La Cache de Lionel Baier – Entre fiction et mémoire, une exploration intime. Rencontre
Présentée en compétition à la Berlinale 2025, la comédie de Lionel Baier, très librement basée sur le roman biographique éponyme de Christophe Boltanski (Prix Femina 2025), sort sur les écrans romands ce mercredi.
© Bande à part Films – Red Lion – Les Films du Poisson – RTS_ SRG SSR
Christophe, 9 ans, vit les événements de Mai 68 caché chez ses grands-parents (Dominique Reymond et Michel Blanc), dans l’appartement familial à Paris, entouré de ses oncles et de son arrière-grand-mère (Liliane Rovère), surnommée Arrière-pays en raison de ses origines odessites. Cette famille juive d’intellectuel∙les hauts en couleur fonctionne de manière grégaire, tout en laissant à chacun∙e l’espace pour exprimer sa forte personnalité.

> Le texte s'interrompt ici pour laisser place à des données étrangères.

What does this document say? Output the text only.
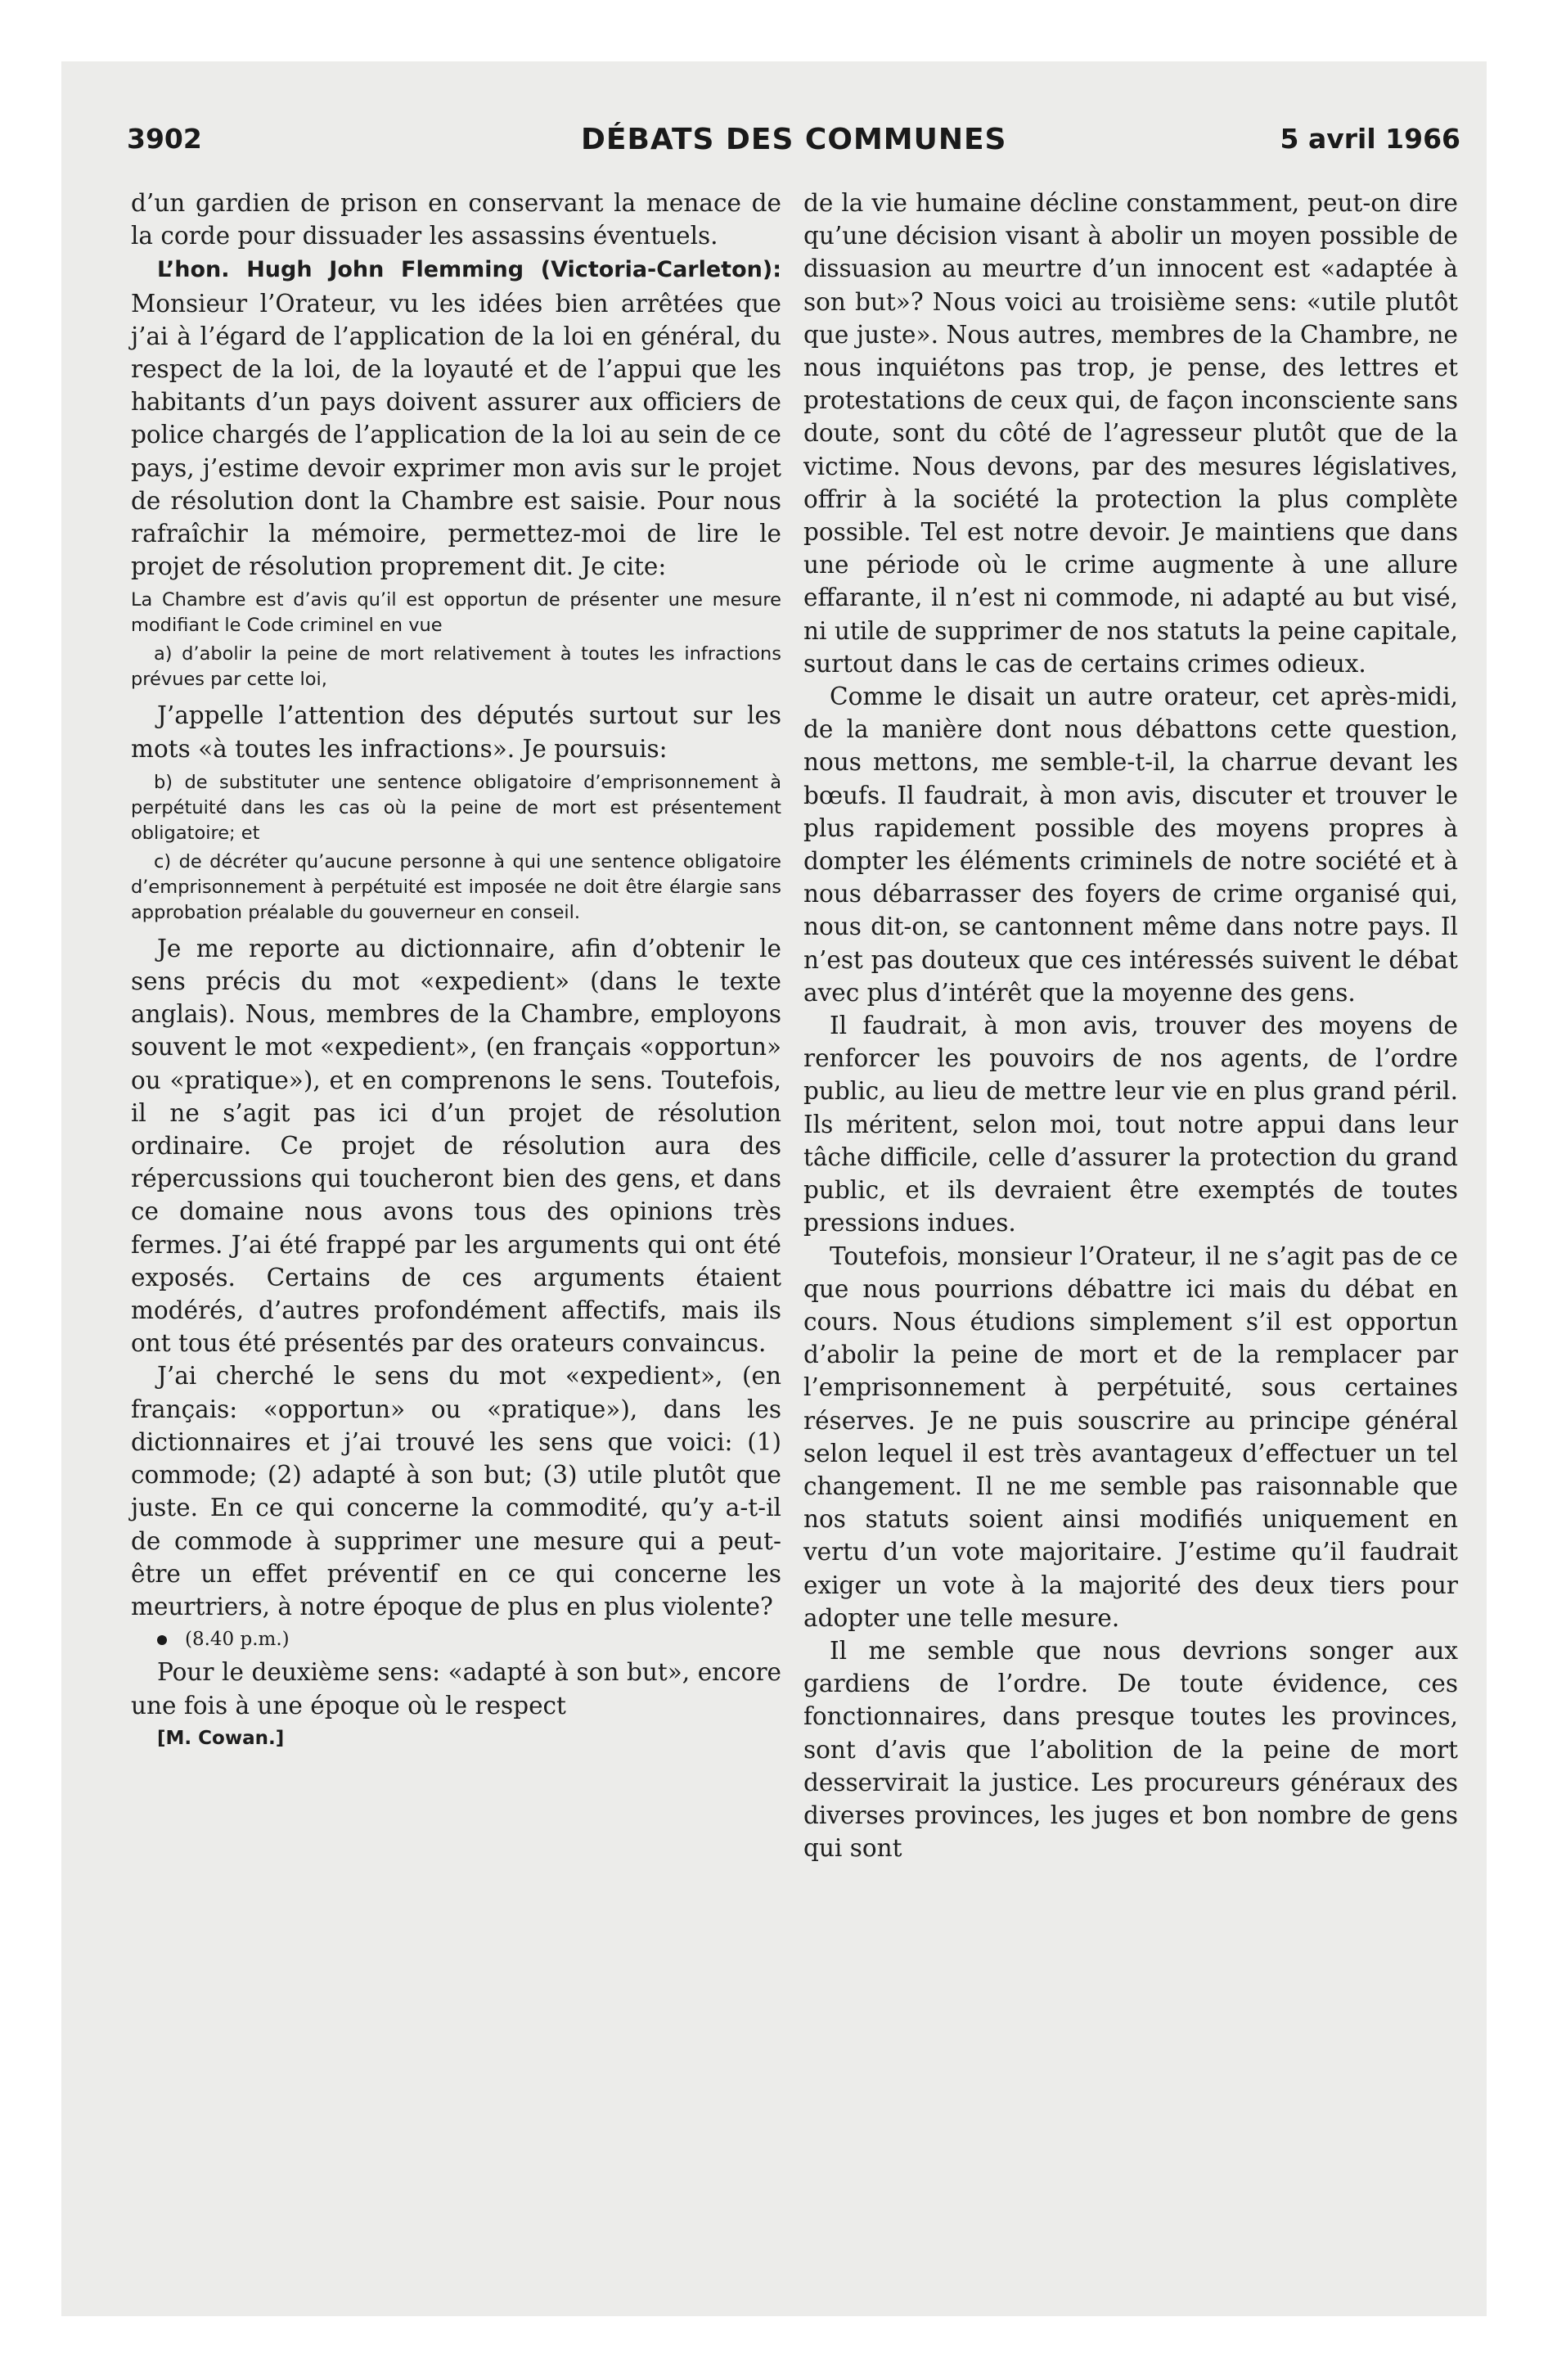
3902	DÉBATS DES COMMUNES	5 avril 1966

d’un gardien de prison en conservant la menace de la corde pour dissuader les assassins éventuels.

L’hon. Hugh John Flemming (Victoria-Carleton): Monsieur l’Orateur, vu les idées bien arrêtées que j’ai à l’égard de l’application de la loi en général, du respect de la loi, de la loyauté et de l’appui que les habitants d’un pays doivent assurer aux officiers de police chargés de l’application de la loi au sein de ce pays, j’estime devoir exprimer mon avis sur le projet de résolution dont la Chambre est saisie. Pour nous rafraîchir la mémoire, permettez-moi de lire le projet de résolution proprement dit. Je cite:

La Chambre est d’avis qu’il est opportun de présenter une mesure modifiant le Code criminel en vue

a) d’abolir la peine de mort relativement à toutes les infractions prévues par cette loi,

J’appelle l’attention des députés surtout sur les mots «à toutes les infractions». Je poursuis:

b) de substituter une sentence obligatoire d’emprisonnement à perpétuité dans les cas où la peine de mort est présentement obligatoire; et

c) de décréter qu’aucune personne à qui une sentence obligatoire d’emprisonnement à perpétuité est imposée ne doit être élargie sans approbation préalable du gouverneur en conseil.

Je me reporte au dictionnaire, afin d’obtenir le sens précis du mot «expedient» (dans le texte anglais). Nous, membres de la Chambre, employons souvent le mot «expedient», (en français «opportun» ou «pratique»), et en comprenons le sens. Toutefois, il ne s’agit pas ici d’un projet de résolution ordinaire. Ce projet de résolution aura des répercussions qui toucheront bien des gens, et dans ce domaine nous avons tous des opinions très fermes. J’ai été frappé par les arguments qui ont été exposés. Certains de ces arguments étaient modérés, d’autres profondément affectifs, mais ils ont tous été présentés par des orateurs convaincus.

J’ai cherché le sens du mot «expedient», (en français: «opportun» ou «pratique»), dans les dictionnaires et j’ai trouvé les sens que voici: (1) commode; (2) adapté à son but; (3) utile plutôt que juste. En ce qui concerne la commodité, qu’y a-t-il de commode à supprimer une mesure qui a peut-être un effet préventif en ce qui concerne les meurtriers, à notre époque de plus en plus violente?

(8.40 p.m.)

Pour le deuxième sens: «adapté à son but», encore une fois à une époque où le respect

[M. Cowan.]

de la vie humaine décline constamment, peut-on dire qu’une décision visant à abolir un moyen possible de dissuasion au meurtre d’un innocent est «adaptée à son but»? Nous voici au troisième sens: «utile plutôt que juste». Nous autres, membres de la Chambre, ne nous inquiétons pas trop, je pense, des lettres et protestations de ceux qui, de façon inconsciente sans doute, sont du côté de l’agresseur plutôt que de la victime. Nous devons, par des mesures législatives, offrir à la société la protection la plus complète possible. Tel est notre devoir. Je maintiens que dans une période où le crime augmente à une allure effarante, il n’est ni commode, ni adapté au but visé, ni utile de supprimer de nos statuts la peine capitale, surtout dans le cas de certains crimes odieux.

Comme le disait un autre orateur, cet après-midi, de la manière dont nous débattons cette question, nous mettons, me semble-t-il, la charrue devant les bœufs. Il faudrait, à mon avis, discuter et trouver le plus rapidement possible des moyens propres à dompter les éléments criminels de notre société et à nous débarrasser des foyers de crime organisé qui, nous dit-on, se cantonnent même dans notre pays. Il n’est pas douteux que ces intéressés suivent le débat avec plus d’intérêt que la moyenne des gens.

Il faudrait, à mon avis, trouver des moyens de renforcer les pouvoirs de nos agents, de l’ordre public, au lieu de mettre leur vie en plus grand péril. Ils méritent, selon moi, tout notre appui dans leur tâche difficile, celle d’assurer la protection du grand public, et ils devraient être exemptés de toutes pressions indues.

Toutefois, monsieur l’Orateur, il ne s’agit pas de ce que nous pourrions débattre ici mais du débat en cours. Nous étudions simplement s’il est opportun d’abolir la peine de mort et de la remplacer par l’emprisonnement à perpétuité, sous certaines réserves. Je ne puis souscrire au principe général selon lequel il est très avantageux d’effectuer un tel changement. Il ne me semble pas raisonnable que nos statuts soient ainsi modifiés uniquement en vertu d’un vote majoritaire. J’estime qu’il faudrait exiger un vote à la majorité des deux tiers pour adopter une telle mesure.

Il me semble que nous devrions songer aux gardiens de l’ordre. De toute évidence, ces fonctionnaires, dans presque toutes les provinces, sont d’avis que l’abolition de la peine de mort desservirait la justice. Les procureurs généraux des diverses provinces, les juges et bon nombre de gens qui sont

Lionel Baier s’approprie de manière personnelle l’histoire de la famille Boltanski, déjà romancée par son narrateur dans le livre, en proposant des saynètes loufoques derrière lesquelles se dissimulent traumatismes, souffrances, pays et mémoires enfouis dans le passé. À l’opposé d’une mise en scène naturaliste, le cinéaste joue sur la frontière entre fiction et réalité en plaçant ses personnages dans un dispositif volontairement artificiel, notamment lorsqu’il met en scène la voiture — seconde maison de la grand-mère , laquelle est le noyau familial — avec des fonds de décor qui changent comme dans des visionneuses stéréoscopiques. Quand elle n’accompagne pas les membres de sa famille quelque part, qu’elle ne reçoit pas des gens dans sa voiture, elle interviewe des personnes « invisibles » sur leurs vies. Les décors, minutieusement conçus, confèrent aux huis clos dans l’appartement une authenticité teintée de nostalgie, contrastant avec les situations et conversations baroques qui animent cette famille loufoque.
Et la cache, dans tout cela ? Lieu de transmission entre l’enfant et le grand-père, elle ne tardera pas à livrer ses secrets lorsqu’un visiteur aussi inattendu qu’improbable viendra se réfugier rue de Grenelle…
Rencontre avec Lionel Baier après la Première du film en compétition à Berlin
Cette maison est un espace sécurisé pour cette famille qui vit de manière très grégaire, tout comme la voiture pour la mère…
C’est juste, les membres de la famille essaient de se préserver des événements de Mai 68, c’est un havre de paix. C’est également une représentation visuelle de leur inconscient familial collectif. Tout ce qu’ils ne disent pas ou ne veulent pas dire se trouve dans cet appartement, qui matérialise leurs secrets. Même la cour intérieure, fermée par un portail, fait partie de cet espace sécurisé. Effectivement, c’est la même chose à l’extérieur avec la voiture, qui est à la fois un moyen de déplacement, un lieu de réunion, de discussions et de décisions. D’ailleurs, ils ne sortent jamais seuls : il y a toujours un ou plusieurs membres de la famille qui s’accompagnent. L’appartement est aussi le dépositaire de la mémoire par strates : on y voit des livres, des feuilles de papier éparpillées, des objets… C’est une véritable archéologie familiale, une superposition d’histoires.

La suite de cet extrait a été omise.